A committee of the Fairfax Bar Association has broken with its tradition of nominating only association members for county judgeships and recommended an Alexandria lawyer as "best qualified" to become a Fairfax Circuit Court judge.
Quinlan H. Hancock, 55, a Democrat and former FBI agent who lives in Alexandria, was selected by the association's nine-member Judicial Selection Committee as the highest rated of 21 candidates vying for one of the $54,000-a-year judgeships on the Fairfax Circuit Court.
Three other persons--all Democrats--were deemed "qualified" by the committee: Arnold B. Kassabian, a judge on the Fairfax Juvenile and Domestic Relations District Court; Richard E. Dixon, 48, a Fairfax lawyer; and Barbara M. Keenan, 31, a judge on the Fairfax County General District Court.
As the association's 900 members began two days of meetings yesterday to vote on the top candidates and any others nominated from the floor, there was widespread disgruntlement with the way the selections were handled.
"I don't agree that this is the proper way to rank candidates--using 'qualified' and 'best qualified,' " said Democratic State Sen. Adelard L. Brault, the senior member of the Northern Virginia delegation to the General Assembly. He said the designation implies that association members should vote only for the 'best qualified' candidate. Brault said he was satisfied with the panel's choices.
Arthur L. Moshos, president of the bar association, said the committee followed the assocition's bylaws in making its recommendations. The selection of candidates for county judgeships has been a politically charged one this year because of the large number of lawyers vying for the three vacancies on the Circuit Court.
Unhappiness with the selection process spilled over into the beginning of yesterday's bar association meeting when several members sharply questioned Moshos and committee members about the criteria used to pick the recommended candidates. "I'm not going to let this go on for you people who are dissatisfied," said Moshos, when he cut off debate. "The deliberations of the committee are confidential."
One of the Fairfax vacancies was created Dec. 17 when Circuit Court Judge James C. Cacheris resigned to become a federal judge in Alexandria. The other vacancies will be created if the legislature approves two new judgeships recommended for Fairfax by the State Judicial Council.

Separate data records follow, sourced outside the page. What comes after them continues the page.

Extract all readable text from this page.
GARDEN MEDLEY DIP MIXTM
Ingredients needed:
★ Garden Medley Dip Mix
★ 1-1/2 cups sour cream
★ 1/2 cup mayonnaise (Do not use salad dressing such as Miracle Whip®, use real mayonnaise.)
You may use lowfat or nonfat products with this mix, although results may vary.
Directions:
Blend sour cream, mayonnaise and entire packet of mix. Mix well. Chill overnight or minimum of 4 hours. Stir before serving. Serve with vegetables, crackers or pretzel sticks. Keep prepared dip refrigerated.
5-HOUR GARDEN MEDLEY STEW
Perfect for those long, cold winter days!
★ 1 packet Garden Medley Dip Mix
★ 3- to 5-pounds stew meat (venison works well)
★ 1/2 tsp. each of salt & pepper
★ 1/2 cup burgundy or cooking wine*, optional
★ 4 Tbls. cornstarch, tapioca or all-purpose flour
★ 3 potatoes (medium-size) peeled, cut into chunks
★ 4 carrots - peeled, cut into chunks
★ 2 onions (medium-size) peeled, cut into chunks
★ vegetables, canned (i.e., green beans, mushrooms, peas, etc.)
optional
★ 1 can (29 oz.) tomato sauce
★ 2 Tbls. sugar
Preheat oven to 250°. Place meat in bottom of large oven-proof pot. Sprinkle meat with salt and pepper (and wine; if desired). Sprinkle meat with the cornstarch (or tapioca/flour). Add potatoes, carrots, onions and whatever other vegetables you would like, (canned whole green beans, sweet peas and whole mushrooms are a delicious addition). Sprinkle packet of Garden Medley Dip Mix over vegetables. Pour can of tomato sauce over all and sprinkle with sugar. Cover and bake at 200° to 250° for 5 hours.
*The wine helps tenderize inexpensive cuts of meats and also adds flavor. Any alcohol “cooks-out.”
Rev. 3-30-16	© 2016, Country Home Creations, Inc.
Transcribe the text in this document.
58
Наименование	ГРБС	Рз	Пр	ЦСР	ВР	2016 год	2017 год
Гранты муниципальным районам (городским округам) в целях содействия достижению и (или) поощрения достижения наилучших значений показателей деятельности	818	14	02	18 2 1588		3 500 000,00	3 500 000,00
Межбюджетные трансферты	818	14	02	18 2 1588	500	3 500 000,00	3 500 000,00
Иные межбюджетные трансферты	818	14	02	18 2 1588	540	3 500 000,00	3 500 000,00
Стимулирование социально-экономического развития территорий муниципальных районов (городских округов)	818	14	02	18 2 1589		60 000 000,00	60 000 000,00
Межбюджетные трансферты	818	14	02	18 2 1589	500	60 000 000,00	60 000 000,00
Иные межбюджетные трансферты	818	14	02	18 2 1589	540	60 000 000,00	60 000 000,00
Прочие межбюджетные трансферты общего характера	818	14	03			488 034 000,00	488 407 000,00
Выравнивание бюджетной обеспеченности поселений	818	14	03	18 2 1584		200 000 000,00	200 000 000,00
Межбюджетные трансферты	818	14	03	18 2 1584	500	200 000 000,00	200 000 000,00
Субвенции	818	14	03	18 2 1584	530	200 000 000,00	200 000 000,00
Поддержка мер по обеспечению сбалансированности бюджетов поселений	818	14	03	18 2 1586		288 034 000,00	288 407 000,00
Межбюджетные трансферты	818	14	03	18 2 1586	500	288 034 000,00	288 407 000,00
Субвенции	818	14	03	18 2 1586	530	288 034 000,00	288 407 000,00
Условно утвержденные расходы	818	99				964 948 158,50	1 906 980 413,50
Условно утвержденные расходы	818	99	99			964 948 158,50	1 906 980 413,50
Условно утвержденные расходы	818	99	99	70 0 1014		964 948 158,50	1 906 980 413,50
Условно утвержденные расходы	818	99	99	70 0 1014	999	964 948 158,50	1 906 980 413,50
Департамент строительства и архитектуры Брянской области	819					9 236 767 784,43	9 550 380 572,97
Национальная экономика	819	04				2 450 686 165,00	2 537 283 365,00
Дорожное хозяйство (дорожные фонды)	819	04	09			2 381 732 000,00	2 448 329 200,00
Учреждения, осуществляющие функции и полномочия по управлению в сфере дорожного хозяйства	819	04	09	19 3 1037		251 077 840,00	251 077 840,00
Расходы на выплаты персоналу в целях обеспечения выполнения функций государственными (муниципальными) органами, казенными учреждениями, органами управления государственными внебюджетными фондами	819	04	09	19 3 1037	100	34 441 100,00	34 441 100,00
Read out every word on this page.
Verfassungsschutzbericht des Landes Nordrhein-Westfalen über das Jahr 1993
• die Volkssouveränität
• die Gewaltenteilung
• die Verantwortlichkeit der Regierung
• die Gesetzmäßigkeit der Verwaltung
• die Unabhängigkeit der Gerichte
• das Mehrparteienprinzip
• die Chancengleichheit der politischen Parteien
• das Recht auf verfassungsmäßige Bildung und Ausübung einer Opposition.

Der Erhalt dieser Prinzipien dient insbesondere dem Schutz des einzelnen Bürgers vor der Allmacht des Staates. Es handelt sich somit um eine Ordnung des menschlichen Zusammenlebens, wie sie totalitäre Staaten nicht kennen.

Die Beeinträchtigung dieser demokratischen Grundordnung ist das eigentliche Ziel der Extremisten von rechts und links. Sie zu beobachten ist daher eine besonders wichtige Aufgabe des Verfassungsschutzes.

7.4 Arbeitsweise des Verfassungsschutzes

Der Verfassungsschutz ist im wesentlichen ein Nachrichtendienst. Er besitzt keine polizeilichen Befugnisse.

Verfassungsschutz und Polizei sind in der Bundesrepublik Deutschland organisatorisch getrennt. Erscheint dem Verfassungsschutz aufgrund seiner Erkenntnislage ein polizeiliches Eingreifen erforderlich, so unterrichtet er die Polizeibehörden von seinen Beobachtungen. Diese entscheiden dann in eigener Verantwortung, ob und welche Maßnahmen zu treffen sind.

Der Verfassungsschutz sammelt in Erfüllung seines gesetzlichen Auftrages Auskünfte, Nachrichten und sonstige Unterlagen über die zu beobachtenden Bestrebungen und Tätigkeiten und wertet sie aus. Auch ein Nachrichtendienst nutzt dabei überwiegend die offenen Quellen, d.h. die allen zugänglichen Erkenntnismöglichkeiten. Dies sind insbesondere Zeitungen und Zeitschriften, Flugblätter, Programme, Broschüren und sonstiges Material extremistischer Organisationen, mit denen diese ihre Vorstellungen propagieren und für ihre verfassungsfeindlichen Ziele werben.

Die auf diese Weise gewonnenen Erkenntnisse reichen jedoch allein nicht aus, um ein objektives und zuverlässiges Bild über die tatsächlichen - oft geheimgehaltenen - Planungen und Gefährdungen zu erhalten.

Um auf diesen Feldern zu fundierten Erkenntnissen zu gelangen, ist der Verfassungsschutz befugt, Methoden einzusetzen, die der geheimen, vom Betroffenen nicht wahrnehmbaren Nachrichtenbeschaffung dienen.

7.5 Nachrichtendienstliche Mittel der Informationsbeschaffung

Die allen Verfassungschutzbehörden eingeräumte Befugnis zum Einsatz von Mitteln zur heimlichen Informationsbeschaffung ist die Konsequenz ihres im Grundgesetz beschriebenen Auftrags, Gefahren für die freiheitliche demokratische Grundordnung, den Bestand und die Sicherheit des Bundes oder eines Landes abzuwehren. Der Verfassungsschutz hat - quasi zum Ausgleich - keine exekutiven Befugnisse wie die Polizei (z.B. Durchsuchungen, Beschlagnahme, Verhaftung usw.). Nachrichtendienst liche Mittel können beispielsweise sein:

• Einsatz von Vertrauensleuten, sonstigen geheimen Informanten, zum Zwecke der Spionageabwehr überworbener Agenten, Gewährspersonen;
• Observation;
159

Johanna L. Fitzpatrick, a Fairfax County Juvenile and Domestic Relations Court judge, had been rumored as a likely candidate to become the first woman to serve as a Circuit Court judge in Virginia, but she failed to get the committee's support because its members believed she lacked enough experience practicing before the Circuit Court, said a committee member who asked not to be identified.
Fitzpatrick was, however, nominated from the floor yesterday, and her name will appear on the ballot. Also nominated from the floor were: John J. Carcha, an Alexandria lawyer; Stephen G. Creeden, a Fairfax lawyer from Annandale; and Jack Stevens, a Fairfax lawyer from Alexandria.
Association members vote 'recommend,' 'not recommend' or 'no opinion' on each of the eight candidates, and any who receives a majority of votes to recommend wins the endorsement of the bar. These names are then forwarded to the Virginia General Assembly, which will make the final decision.